Потом объявили посадку в выстроившиеся рядком разноцветные 672-е ПАЗики***. И начался сущий бедлам. Взрослые кинулись обнимать и давать наставления своим чадам. Вожатые и воспитатели надсадно орали, призывая свои отряды по автобусам.
Бабуля тоже меня схватила в охапку и разрыдалась. Такое ощущение, что провожают как минимум на фронт и больше никогда не увидят. Пообещала приехать на родительский день и заставила поклясться, что хоть одно письмо напишу домой.
В нашем отряде было 24 пацана и 20 девчонок. А автобус вмещал сидящими 23 человека. Так что нас трамбовали по трое на сиденье и завалили весь проход сумками, рюкзаками, вещмешками и чемоданами. Хорошо хоть я успел занять место с правой стороны автобуса, солнышко будет теперь поджаривать левосторонних.

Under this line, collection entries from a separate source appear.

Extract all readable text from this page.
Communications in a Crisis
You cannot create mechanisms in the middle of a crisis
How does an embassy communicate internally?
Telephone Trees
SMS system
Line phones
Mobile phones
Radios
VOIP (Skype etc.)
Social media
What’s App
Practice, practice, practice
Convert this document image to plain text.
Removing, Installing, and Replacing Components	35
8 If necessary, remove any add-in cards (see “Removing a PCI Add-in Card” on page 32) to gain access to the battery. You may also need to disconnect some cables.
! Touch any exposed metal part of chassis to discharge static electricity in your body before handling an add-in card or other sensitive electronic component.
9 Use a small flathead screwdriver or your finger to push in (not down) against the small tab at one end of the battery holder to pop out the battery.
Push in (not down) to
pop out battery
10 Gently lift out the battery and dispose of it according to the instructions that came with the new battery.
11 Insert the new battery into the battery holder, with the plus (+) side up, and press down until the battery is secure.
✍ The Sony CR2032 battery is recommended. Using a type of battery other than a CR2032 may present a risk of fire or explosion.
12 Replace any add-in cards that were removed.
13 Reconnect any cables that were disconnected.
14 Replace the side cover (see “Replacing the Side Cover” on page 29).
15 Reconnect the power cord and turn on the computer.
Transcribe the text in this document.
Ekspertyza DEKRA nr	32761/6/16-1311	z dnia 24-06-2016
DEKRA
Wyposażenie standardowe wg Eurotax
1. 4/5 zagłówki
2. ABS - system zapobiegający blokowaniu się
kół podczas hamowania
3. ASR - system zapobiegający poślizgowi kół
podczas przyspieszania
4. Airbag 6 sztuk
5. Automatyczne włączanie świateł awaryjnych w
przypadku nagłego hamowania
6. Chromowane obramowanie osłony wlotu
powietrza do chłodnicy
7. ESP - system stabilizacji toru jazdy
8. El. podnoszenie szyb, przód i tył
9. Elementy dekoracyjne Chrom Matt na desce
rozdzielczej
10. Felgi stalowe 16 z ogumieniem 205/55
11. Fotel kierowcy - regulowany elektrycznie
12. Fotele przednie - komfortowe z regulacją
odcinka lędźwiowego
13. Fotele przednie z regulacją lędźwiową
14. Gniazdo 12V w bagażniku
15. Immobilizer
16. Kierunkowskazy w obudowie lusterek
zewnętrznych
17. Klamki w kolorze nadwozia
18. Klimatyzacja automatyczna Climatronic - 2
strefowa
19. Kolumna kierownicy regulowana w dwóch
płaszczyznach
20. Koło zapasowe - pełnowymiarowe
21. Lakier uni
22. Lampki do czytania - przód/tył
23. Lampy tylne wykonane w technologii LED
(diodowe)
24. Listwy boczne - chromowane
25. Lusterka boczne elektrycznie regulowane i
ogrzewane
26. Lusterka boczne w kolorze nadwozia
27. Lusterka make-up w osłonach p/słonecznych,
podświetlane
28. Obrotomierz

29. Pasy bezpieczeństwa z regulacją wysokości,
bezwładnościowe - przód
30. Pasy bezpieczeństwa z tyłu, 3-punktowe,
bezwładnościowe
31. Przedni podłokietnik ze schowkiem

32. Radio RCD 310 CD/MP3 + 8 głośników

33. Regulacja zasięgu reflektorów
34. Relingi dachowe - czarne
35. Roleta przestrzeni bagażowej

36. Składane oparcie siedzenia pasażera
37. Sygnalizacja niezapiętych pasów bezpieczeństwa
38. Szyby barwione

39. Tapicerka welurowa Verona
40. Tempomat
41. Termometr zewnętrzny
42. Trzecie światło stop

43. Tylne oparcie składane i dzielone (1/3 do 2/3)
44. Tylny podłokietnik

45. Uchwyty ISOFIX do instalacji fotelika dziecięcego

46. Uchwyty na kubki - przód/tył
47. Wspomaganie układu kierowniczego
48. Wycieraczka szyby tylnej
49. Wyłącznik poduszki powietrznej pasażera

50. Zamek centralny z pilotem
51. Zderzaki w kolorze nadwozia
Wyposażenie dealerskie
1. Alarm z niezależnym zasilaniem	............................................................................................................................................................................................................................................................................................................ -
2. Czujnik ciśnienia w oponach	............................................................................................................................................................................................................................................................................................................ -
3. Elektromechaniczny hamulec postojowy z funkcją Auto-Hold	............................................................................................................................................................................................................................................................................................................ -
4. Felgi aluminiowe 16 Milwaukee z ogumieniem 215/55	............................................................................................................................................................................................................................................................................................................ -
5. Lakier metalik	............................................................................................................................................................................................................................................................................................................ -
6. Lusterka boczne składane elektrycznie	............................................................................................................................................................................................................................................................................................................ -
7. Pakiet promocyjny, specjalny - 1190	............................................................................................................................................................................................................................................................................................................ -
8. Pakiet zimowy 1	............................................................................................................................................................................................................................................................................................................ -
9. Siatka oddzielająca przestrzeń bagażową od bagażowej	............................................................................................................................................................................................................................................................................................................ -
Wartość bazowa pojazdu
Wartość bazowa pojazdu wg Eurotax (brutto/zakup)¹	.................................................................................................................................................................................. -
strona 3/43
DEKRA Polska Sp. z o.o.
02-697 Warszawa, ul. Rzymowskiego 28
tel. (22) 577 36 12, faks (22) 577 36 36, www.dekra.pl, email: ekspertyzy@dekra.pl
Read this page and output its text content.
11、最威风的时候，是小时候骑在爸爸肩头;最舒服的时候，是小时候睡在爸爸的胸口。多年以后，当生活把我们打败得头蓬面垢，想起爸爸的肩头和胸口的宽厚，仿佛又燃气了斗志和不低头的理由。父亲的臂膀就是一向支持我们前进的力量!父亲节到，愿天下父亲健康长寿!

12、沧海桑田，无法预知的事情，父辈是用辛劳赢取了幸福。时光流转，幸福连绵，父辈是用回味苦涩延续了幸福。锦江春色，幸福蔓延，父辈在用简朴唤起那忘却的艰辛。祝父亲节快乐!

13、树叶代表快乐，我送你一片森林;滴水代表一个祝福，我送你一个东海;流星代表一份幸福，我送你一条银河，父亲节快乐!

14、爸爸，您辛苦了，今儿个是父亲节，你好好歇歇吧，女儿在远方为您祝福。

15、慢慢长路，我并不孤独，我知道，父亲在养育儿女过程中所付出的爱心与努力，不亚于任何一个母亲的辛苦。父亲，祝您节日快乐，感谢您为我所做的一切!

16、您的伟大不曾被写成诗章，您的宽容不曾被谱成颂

Наконец наша колонна в сопровождении машин ГАИ**** тронулась, и в открытый люк и форточки заструился живительный ветерок. Я же, на автомате, слушал болтовню Кима, а сам с жадностью рассматривал проносящиеся мимо виды, впитывая местную географию. А вдруг пригодится.
В селе Кагальник мы попали в пробку. Через одноименную с селом реку был переброшен мост в виде однопутной двадцатиметровой железнодорожной фермы. Но только в качестве шоссейного моста. Вот и стояли, ждали пока через мост нам на встречу переберётся колона комбайнов «Нива».
Где-то через час мы наконец свернули с асфальтированной дороги на боковую грунтовку. Автобусы медленно поползли по ней, подпрыгивая на каждом ухабе, чем вызывали восторженные вопли детворы. Особенно сильно подлетали и вопили едущие на задних сидениях. Через пару километров подобного аттракциона, мы наконец добрались до конечной цели нашего путешествия.
Процесс расселения и знакомства с лагерем был тоже не менее хаотичным. Всех мальчишек нашего отряда, поселили где-то на окраине, между пляжем и густой хвойной рощей. Одноэтажный щитовой домик на шесть четырехместных комнат и маленькой комнатушки для пионервожатого.
Удобства были на улице, две кабинки летнего душа, ряд открытых умывальников и моек для ног. Туалет располагался возле домика девчонок, метров за сто от нашего. Ой, чую я, что ночью всем будет страшно туда переться и позассут да и позасрут территорию вокруг.
Часа два носились по лагерю, получали бельё и одеяла. Даже выдали шорты и пилотки как комплект формы. «Фу — девчоночьи» — сразу возмутились пацаны при виде темно-синих шорт без мотни и с боковыми застежками. Но вожатый был непреклонен и заставил всех надеть их.
Вожатым у нас был молодой парнишка, проходящий практику от педагогического училища. Андрей — как представился он нам. Пацаны сходу прозвали его — «Молоток», видимо из-за высокого роста и выдающихся размеров носа.
Шорты оказались слишком велики нам, на три — четыре размера. На наших тощих ягодицах они не держались и спадали. Некоторых спасали прихваченные из дома ремни. Но таковых было не больше половины.
По совету «Молотка» многие подвязывали шорты верёвочками и даже кусочками бинта. И никто не роптал на подобный ужас. В общем, всё это смотрелось убого и непрезентабельно. Я не стал связываться с лагерной одеждой и остался в своих новых шортах, перешитых из школьных штанов. Перед общим тренировочным построением нацепил на шведку свой поцарапанный октябрятский значок.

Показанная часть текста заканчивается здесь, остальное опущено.